Pasal 19 Deklarasi Universal HAM dan Pasal 19 Kovenan Hak Sipil dan Politik yang diratifikasi oleh pemerintah Indonesia dan tercantum dalam UU Nomer 39 Tahun 1999 tentang Hak Asasi Manusia, mengatur secara jelas pelindungan terhadap hak warga negara mengakses informasi.
Sekalipun hak tersebut merupakan hak yang dapat dibatasi (derogable rights), akan tetapi pembatasannya pun sudah jelas tercantum dalam pasal 19 (3):
Pelaksanaan hak-hak yang diatur dalam ayat 2 pasal ini disertai dengan tugas dan tanggung jawab khusus. Karena itu mungkin tunduk pada batasan tertentu, tetapi ini hanya akan seperti yang disediakan oleh hukum dan diperlukan:
(a) Untuk menghormati hak atau reputasi orang lain;
(b) Untuk perlindungan keamanan nasional atau ketertiban, atau kesehatan masyarakat atau moral.

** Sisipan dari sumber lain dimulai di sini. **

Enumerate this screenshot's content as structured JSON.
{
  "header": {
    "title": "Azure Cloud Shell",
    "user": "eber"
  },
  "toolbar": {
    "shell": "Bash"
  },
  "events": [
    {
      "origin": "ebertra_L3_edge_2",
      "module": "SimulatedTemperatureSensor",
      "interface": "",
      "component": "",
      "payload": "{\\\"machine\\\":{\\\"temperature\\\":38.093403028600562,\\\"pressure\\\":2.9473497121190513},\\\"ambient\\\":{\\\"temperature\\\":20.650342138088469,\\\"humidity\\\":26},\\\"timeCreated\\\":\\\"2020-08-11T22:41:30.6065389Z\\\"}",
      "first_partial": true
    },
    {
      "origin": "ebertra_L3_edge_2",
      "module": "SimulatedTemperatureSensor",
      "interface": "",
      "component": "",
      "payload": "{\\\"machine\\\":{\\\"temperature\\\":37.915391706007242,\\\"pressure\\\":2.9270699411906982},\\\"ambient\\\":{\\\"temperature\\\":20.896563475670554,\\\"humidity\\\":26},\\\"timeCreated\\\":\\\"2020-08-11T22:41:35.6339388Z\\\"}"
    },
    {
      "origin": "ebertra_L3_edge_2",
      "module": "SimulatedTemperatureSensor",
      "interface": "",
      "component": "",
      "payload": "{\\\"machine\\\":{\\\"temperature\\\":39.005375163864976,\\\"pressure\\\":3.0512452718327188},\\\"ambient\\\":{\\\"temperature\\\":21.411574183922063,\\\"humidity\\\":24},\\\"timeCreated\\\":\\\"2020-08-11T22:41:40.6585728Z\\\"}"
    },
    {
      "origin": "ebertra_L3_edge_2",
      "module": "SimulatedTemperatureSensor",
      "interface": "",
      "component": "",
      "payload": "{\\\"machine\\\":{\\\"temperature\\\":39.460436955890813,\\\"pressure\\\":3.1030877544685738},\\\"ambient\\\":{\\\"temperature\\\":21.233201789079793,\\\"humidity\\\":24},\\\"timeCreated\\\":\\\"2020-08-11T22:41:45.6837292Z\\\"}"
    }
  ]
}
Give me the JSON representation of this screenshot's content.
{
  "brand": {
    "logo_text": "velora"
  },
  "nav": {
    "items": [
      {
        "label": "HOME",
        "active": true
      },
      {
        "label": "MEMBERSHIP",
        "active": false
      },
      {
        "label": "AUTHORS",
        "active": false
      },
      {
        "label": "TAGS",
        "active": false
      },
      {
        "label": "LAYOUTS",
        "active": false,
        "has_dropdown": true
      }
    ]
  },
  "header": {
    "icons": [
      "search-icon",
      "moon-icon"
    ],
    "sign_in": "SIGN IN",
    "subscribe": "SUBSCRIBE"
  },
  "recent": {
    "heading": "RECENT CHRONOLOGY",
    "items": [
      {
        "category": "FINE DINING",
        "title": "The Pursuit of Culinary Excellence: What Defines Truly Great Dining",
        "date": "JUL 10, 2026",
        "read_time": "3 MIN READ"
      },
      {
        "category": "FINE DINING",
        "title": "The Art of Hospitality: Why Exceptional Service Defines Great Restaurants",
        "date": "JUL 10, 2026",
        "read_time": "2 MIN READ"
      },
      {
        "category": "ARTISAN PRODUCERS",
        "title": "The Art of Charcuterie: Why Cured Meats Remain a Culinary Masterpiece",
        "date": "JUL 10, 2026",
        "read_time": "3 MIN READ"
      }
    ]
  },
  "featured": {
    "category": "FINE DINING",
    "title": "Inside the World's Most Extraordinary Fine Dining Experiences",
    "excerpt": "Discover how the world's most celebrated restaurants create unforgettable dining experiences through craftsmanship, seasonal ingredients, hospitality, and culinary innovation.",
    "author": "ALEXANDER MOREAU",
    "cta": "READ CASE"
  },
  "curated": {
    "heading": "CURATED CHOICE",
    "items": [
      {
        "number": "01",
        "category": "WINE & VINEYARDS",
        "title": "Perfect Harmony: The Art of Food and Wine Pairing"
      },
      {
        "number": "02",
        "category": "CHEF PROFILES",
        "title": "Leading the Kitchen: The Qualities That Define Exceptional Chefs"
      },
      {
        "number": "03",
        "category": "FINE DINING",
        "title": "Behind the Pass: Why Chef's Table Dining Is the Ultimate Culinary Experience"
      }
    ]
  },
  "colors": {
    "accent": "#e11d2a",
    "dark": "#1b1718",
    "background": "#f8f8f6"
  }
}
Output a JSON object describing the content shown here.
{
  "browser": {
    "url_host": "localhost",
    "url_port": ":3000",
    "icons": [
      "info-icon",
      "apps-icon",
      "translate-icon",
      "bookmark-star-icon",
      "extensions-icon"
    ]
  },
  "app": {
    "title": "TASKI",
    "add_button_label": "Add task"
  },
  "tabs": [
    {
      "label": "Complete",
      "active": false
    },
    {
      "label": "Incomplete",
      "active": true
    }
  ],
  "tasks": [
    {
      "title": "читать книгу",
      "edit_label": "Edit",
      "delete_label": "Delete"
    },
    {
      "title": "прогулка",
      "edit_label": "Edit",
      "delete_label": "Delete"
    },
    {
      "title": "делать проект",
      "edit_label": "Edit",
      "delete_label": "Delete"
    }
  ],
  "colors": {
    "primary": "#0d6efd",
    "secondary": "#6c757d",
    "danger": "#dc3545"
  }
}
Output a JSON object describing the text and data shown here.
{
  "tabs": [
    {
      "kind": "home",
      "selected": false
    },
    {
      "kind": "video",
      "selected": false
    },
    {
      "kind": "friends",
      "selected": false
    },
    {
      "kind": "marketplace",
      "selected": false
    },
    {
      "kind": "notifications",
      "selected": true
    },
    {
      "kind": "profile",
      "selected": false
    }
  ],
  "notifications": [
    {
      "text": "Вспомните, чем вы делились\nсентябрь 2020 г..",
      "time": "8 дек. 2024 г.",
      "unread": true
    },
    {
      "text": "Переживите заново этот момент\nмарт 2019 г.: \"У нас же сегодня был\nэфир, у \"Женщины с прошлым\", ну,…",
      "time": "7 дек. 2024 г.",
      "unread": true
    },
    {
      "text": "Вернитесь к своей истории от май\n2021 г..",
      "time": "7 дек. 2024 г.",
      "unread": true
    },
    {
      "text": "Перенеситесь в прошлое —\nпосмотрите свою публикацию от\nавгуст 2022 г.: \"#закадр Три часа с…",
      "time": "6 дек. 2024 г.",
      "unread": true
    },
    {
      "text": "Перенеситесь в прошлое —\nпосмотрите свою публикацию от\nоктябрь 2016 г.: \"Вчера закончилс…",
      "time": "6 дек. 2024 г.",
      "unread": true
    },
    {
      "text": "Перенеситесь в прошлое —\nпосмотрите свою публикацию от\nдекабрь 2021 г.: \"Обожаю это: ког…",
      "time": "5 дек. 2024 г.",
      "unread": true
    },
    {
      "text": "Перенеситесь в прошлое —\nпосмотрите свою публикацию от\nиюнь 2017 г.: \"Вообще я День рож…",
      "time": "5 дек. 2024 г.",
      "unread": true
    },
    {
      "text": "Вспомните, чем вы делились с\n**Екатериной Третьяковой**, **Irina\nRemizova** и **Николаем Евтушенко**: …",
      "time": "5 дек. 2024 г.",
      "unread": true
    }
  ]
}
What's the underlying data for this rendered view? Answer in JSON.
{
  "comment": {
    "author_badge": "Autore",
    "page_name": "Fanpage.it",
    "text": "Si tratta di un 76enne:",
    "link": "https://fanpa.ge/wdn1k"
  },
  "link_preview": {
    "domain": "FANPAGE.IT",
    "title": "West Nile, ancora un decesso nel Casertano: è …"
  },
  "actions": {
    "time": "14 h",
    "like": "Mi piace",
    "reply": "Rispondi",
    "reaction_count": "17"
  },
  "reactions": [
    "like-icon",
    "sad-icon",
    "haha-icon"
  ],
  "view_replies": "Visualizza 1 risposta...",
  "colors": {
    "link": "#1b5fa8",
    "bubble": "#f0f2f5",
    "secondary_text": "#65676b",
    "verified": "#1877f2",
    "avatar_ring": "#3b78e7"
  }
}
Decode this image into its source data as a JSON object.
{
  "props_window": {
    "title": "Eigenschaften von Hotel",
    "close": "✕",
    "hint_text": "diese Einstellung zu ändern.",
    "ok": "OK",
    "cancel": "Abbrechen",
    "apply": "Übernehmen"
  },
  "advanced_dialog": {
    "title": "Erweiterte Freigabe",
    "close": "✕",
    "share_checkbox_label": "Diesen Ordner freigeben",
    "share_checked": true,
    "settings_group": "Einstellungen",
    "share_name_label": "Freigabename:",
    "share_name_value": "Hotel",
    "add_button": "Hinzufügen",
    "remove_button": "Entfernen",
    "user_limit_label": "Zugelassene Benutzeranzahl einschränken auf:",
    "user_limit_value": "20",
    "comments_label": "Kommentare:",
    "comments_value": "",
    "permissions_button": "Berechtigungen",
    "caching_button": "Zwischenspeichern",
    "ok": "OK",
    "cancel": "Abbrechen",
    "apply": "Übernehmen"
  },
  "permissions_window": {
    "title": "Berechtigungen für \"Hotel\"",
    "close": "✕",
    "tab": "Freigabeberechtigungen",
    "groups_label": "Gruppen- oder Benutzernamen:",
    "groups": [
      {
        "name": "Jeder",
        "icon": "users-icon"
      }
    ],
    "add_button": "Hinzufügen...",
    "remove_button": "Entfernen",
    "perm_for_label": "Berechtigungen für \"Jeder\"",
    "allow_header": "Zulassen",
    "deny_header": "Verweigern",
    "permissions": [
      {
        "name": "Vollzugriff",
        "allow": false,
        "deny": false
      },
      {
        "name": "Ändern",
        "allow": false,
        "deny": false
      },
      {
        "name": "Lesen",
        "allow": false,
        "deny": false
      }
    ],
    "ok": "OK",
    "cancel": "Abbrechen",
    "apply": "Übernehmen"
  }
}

Persyaratan ketat mengenai adanya aturan hukum, azas keperluan, juga pada hal apa pembatasan ini dapat dilakukan, sepertinya diabaikan.
Hak Digital yang merupakan implementasi hak asasi di wilayah digital, disebutkan secara khusus dalam Komentar Umum PBB tahun 2011 secara spesifik mengatakan upaya pembatasan akses internet tidak dapat dibenarkan dan termasuk pelanggaran hak asasi manusia.